Religion has been very instrumental in brainwashing Rwandans and hence managed to instigate hatred and the 1994 Tutsi genocide.

Churches and genocide in Rwanda
The interrelationship between the genocide and religion in Rwanda has been the center of the Rwandan ‘hatred controversy’ up to now. The hatred remains paradoxical as it involved parents and children, brothers and sisters, etc.

Every genocide is unique in its way, but the Rwandan one, is more unique than others in that sense. In other countries, only strangers were involved in killing the targeted groups unlike the situation of Rwanda, where a father could kill his children just because their mother was a Tutsi and vice versa.

This is a belief that was embedded in religion. That is why Leon Mugesera announced an apocalypse. He well knew its religious implications.

Apart from the ground evidence, the background given here washes away any doubt that Rwandan churches were involved in the genocide. The then, Rwandan government could not be separated from the churches.

And ironically the country was recognized as a secular state. Rwanda was not secularized at all! This background therefore, explains why church leaders, especially those from the most powerful one (Catholic Church), cannot escape to answer some questions about the genocide.

Priests were involved either directly or indirectly, in the massacres and the church buildings were used as killing grounds.

Trying church leaders
Trying church leaders has been one of the most challenging issues the Rwandan government and its people have real faced. These (church leaders) are supposed to be the ‘architects’ of morals in society, which is why (may be), their trials have been difficult.

It is deep in our mind that we have to obey religious leaders as representatives of Jesus Christ our Lord and we feel not only offended to have a religious leader tried of genocide, but also feel that we are ‘offending’ our savior in a way.

It is as psychological as that and we need someone to save us from these trying moments. But who can do it? We are still waiting for the day when Jesus will ‘come back’ and probably when the ‘world ends’, and we are all pushed to heaven or hell, to answer accordingly.
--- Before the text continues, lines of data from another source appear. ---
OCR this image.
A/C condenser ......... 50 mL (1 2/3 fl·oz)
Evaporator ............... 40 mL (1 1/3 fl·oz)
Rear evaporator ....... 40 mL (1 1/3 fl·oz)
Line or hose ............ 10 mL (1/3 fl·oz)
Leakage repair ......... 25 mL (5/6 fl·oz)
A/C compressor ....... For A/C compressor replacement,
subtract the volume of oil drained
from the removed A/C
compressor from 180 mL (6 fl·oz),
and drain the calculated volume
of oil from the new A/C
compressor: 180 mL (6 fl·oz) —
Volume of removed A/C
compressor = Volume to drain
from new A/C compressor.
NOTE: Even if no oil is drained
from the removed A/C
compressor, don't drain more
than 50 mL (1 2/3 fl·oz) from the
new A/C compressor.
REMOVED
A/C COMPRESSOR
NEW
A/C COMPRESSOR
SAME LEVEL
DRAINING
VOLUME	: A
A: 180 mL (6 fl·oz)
How can the church leaders help us?
Any church leader who was involved in the 1994 Tutsi genocide, whether directly or indirectly should be ex-communicated. Ex-communication in the ‘religious world’ can be equated to lifting immunity and much more.

In any case, when one gets involved in crimes against humanity, he or she cannot claim to be representing morality in a society any more. The message from God cannot be delivered by one whose hands are stained with blood of innocent children.

The crime of genocide cannot be compared to other crimes, where one can go in front of a congregation or a Bishop and repent, to be accepted again. Whether a church leader serves his sentence or not, the fact that he or she, was involved in the genocide, disqualifies him/her to represent morality in any society.

We need a ‘new breed’ of church leaders with clean hands, who should be forewarned not to go the ways of their predecessors. et the new church leaders pray for those who were on the front line planning and killing the innocent Rwandans.

We cannot have the reverse, where the yesterday killers pray for themselves, when they were involved in the killings and the rest of the nation. et religion be religion and politics be politics, for it is absolutely wrong to combine the two.